A year later, one branch became a computer cafe/banking “store.” Gone were desks in favor of cozy chairs, an Umpqua-branded coffee blend and 3-D displays that teased impulse buys.
“The environment was different in feeling. It allowed people to spend time there,” says Lani Hayward, executive vice president, creative strategies for Umpqua. “Most people think about banking as an errand — get in, get out. That’s not very good for cross sell.” The result of the pilot store and 94 more since is trumped profit goals, stronger word-of-mouth marketing and increased cross sell.
In 2003, the 1995 store concept was tweaked by science. Umpqua planned sounds and even smells of its branch banks. Branches began holding yoga classes, hosting movie nights, burning free customized CDs of local music and embracing other community events unrelated to finance. And the bank is reinventing its stores yet again.
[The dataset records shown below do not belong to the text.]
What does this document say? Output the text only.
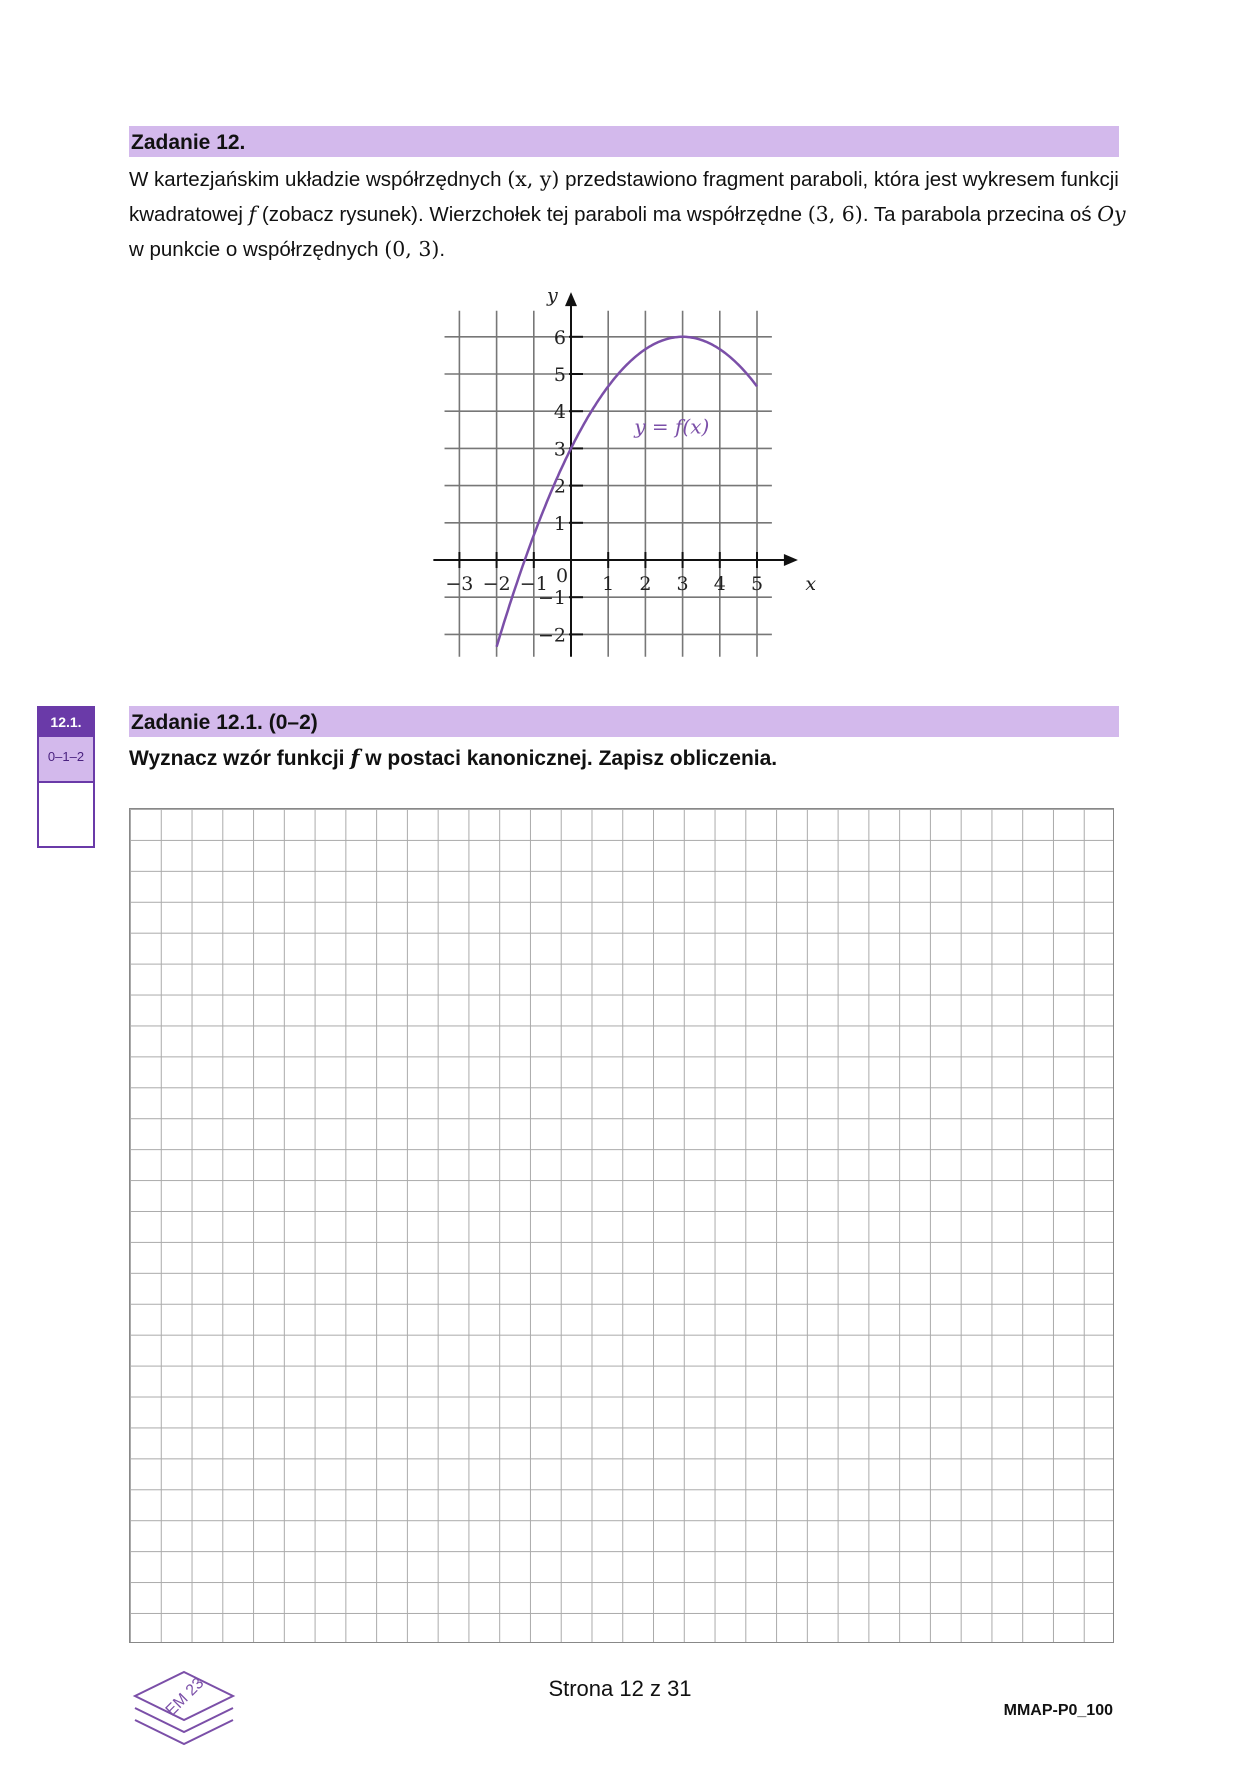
Zadanie 12.
W kartezjańskim układzie współrzędnych (x, y) przedstawiono fragment paraboli, która jest wykresem funkcji kwadratowej f (zobacz rysunek). Wierzchołek tej paraboli ma współrzędne (3, 6). Ta parabola przecina oś Oy w punkcie o współrzędnych (0, 3).
−3 −2 −1	1 2 3 4 5
−2
−1
1
2
3
4
5
6
0	x
y
y = f(x)
12.1.
0–1–2
Zadanie 12.1. (0–2)
Wyznacz wzór funkcji f w postaci kanonicznej. Zapisz obliczenia.
EM 23	Strona 12 z 31
MMAP-P0_100
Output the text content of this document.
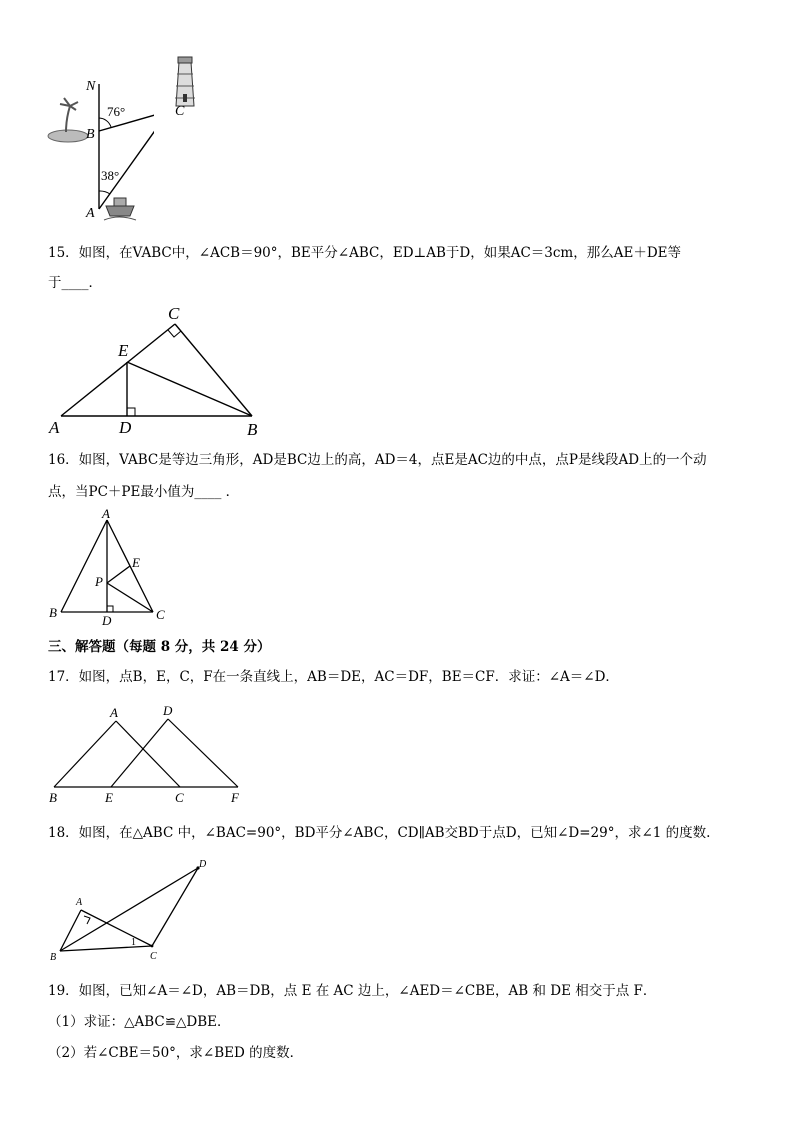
N
B
A
76°
38°
C
15．如图，在VABC中，∠ACB＝90°，BE平分∠ABC，ED⊥AB于D，如果AC＝3cm，那么AE＋DE等
于____．
C
E
A	D	B
16．如图，VABC是等边三角形，AD是BC边上的高，AD＝4，点E是AC边的中点，点P是线段AD上的一个动
点，当PC＋PE最小值为____ ．
A
E
P
B
D	C
三、解答题（每题 8 分，共 24 分）
17．如图，点B，E，C，F在一条直线上，AB＝DE，AC＝DF，BE＝CF．求证：∠A＝∠D．
A	D
B	E	C	F
18．如图，在△ABC 中，∠BAC=90°，BD平分∠ABC，CD∥AB交BD于点D，已知∠D=29°，求∠1 的度数.
D
A
B	C
1
19．如图，已知∠A＝∠D，AB＝DB，点 E 在 AC 边上，∠AED＝∠CBE，AB 和 DE 相交于点 F．
（1）求证：△ABC≌△DBE．
（2）若∠CBE＝50°，求∠BED 的度数．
“In the last couple of years, banks have built more branches than ever before. But people are doing more remote banking. That’s not going to change,” Hayward admits. However, remote banking cheats cross-sell opportunities and does little to build relationships.
Umpqua’s response: neighborhood stores in metropolitan enclaves with a lot of foot traffic — no drive-up windows, no parking lots. Each of these smaller branches will feature a concierge to the neighborhood who knows as much about local home sales as local merchants’ sales, more computer areas and a video Discover Wall embedded with RFID readers that launch sales pitches and product information as objects in front of the wall are picked up. A paint can might trigger messages about Umpqua’s home equity lines of credit, and the display is expected to attract passersby who see it through the storefront windows. Umpqua is working with Microsoft on notebooks that would take applications right at the wall as “a fun and different way of getting to bank products,” Hayward says.
The Bend, Ore., pilot neighborhood store registered “off-the-charts deposits,” she says.
Can Bank Operations Work With a Retail Approach?
Umpqua is “feeling around, looking for something that will set them apart,” offers Robert Passikoff, president of BrandKeys Inc., a brand engagement consultancy based in New York. However, “if you dress it differently and make it far more experiential, are you going to bond people? No. Will it differentiate you from [a bank that] has lines at the tellers and an inability to get you to an ATM? It goes to the heart of how people plan,” Passikoff says.
For those banks that ask consumers if they’d like comfy chairs, a cup of coffee, kiosks where they can check their e-mail and current interest rates on credit cards, they’ll receive answers in the affirmative. “But there is nothing in the drivers of retail banking relationships that exceeds the expectations of customers in a down home, hunky-dory place,” he says. “Finance is finance. Most people are looking for a wide range of financial products with decent prices, convenience, customer service, a sense of privacy and intelligence when it comes to their money.”
He says Washington Mutual recognized this and reverted to promotions and other common competitive tactics after years of investment in its Occasio retail concept, itself complete with khaki-clad concierges, tellers that stand elbow to elbow with customers to view account activity and kids’ play areas with books and video games. However, the Seattle-based bank contends that recent freebies haven’t replaced Occasio as a strategy. Two-thirds of its 2,140 branches retain the retail feel introduced in 2000 and patented four years later.
“The stores complement our customer base — the middle-market consumer. The strategy has done very well,” says Mary Kelley, vice president, consumer group public relations. WaMu retail banking grew 23 percent between between year end 2004 and year end 2005, reflecting an increase in the number of households served and product cross sales. At the end of 2004, the average WaMu customer household had 5.85 bank products. A year later, that was up to 6.31.
Retail Banking Ripe for Change
Umpqua’s success, too, is hard to ignore. Some branches have exceeded annual deposit expectations for Year One in just two months, and the neighborhood store in Bend has generated $72 million in deposits in just 18 months. In the 1995 trial, Umpqua was third in market share in the area of the test store. Within two years, it was ahead of both its competitors.
“We need to be competitive,” and the strategy gap is shrinking, Hayward says. “Bank products and services are a commodity essentially, so if you want to differentiate yourself, you have to find a different way to do it. On the non-financial side, there’s more interest in things that make a difference in people’s lives.”
By opening in heavy-traffic neighborhoods, banks also can generate additional revenue by selling alternative, non-banking products and services, Capizzi agrees. “It’s convenient for customers, and it drives people inside,” he says. “They might ask about additional bank products; they might interact.”
“We have to look for ways to expand, evolve, revolutionize, change entirely,” Hayward concludes.